While many heralded diesel cars as the way forwards an efficient automotive tomorrow, public opinion has soured in recent years as petrol combustion engines leaped.
Yes, the writing’s not quite on the wall for diesel but its future looks substantially less secure than it did a few years ago.
In this blog we’re going to concentrate on two big monkeys perched on the back of the diesel industry: pollution and production.
Heavy Clouds of Smog
The main problem with diesel vehicles is the rate at which they spew pollutants from their exhaust pipe. Unlike petrol engines, diesel engines create high levels of nitrogen oxides and dioxides, jointly dubbed NOx.
Nitrogen dioxide is a particularly nasty customer and recent studies have showed that it can exacerbate a huge range of health conditions. It’ll not come as comforting news then to hear that various European cities have NO2 levels sitting at twice the legal maximum.
And it’s not just the nitrogen dioxide you should be worried about either. Particulate matter, essentially teeny tiny bits of particles and liquid droplets, are also created in diesel engines.
As a quick aside, particulate matter should be stopped by super effective filters fitted to all modern diesel cars but many drivers feel the need to remove them.
Many believe the saving grace of the diesel engine to be its CO2 production, which sits substantially lower than a petrol equivalent. Diesel engines burn less fuel to travel the same distance and that produced less CO2.
Sadly, it’s not that clean cut.
Diesel-powered vehicles tend to be heavier than their petrol equivalent and that wipes out any benefit from improved diesel efficiency. On average, they do emit less CO2 but it’s only a fractional reduction.
Ultimately, this all means diesel cars fall far short of the EU emission guidelines.
A study published by green transport think-tank Transport & Environment suggested that nine in every ten new diesel cars fell short of the limit. The Audi A8 was singled out for particular criticism with emissions 22 times more than the limit.
While car makers claim they are working their hands to the bone in the name of efficiency, the real world results are less than enthusing. Governments, both national and international, are doing little to change the status quo either. European regulators are holding discussions with car manufacturers about real world testing but little has been done to push legislation through.
The other thorn in diesel’s side is the growing reliance on foreign fuel. Published earlier this week, an alarming report from the RAC Foundation predicted that Britain’s diesel pumps could “run dry” if a growing reliance on foreign fuel wasn’t reversed.

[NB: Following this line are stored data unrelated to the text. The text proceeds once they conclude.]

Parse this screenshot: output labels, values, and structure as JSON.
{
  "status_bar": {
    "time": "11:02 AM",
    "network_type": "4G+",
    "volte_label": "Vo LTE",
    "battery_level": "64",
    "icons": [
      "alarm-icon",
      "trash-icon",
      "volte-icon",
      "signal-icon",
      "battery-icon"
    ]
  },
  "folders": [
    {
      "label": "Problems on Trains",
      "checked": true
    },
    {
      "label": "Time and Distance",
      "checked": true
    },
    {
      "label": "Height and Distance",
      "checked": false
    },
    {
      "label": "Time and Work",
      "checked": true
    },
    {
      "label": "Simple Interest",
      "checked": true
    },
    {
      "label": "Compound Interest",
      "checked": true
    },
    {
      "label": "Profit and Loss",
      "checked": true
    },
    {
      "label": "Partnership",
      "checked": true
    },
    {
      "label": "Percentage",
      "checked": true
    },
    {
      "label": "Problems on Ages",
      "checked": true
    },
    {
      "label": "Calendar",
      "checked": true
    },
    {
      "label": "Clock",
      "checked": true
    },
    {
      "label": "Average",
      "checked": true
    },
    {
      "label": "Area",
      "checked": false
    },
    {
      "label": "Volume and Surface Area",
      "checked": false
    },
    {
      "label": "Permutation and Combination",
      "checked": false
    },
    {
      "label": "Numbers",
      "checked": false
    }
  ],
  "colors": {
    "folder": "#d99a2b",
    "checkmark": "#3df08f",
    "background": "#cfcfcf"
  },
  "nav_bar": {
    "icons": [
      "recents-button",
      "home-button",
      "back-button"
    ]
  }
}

There are currently 11 million diesel cars on British roads, compared with a paltry 1.6 million in 1994. The increase in vehicles has driven a monumental increase in demand, one that the domestic refineries are struggling to cope with.
British drivers currently consume twice as much diesel as our refineries produce and that’s driving increased reliance on on diesel producing nations like Russia and India.
That reliance, says the Foundation’s director, could leave motorists “at the mercy of the global market”.
The uncertain future of diesel production, combined with its pollution drawbacks, could cause a radical reduction in diesel-powered cars and its relegation from domestic vehicle sector.
Whether that happens will depend on a lot of things, including future legislation, technological advances and consumer behaviour. One thing’s for certain though, we’ll be right here keeping you abreast of any updates.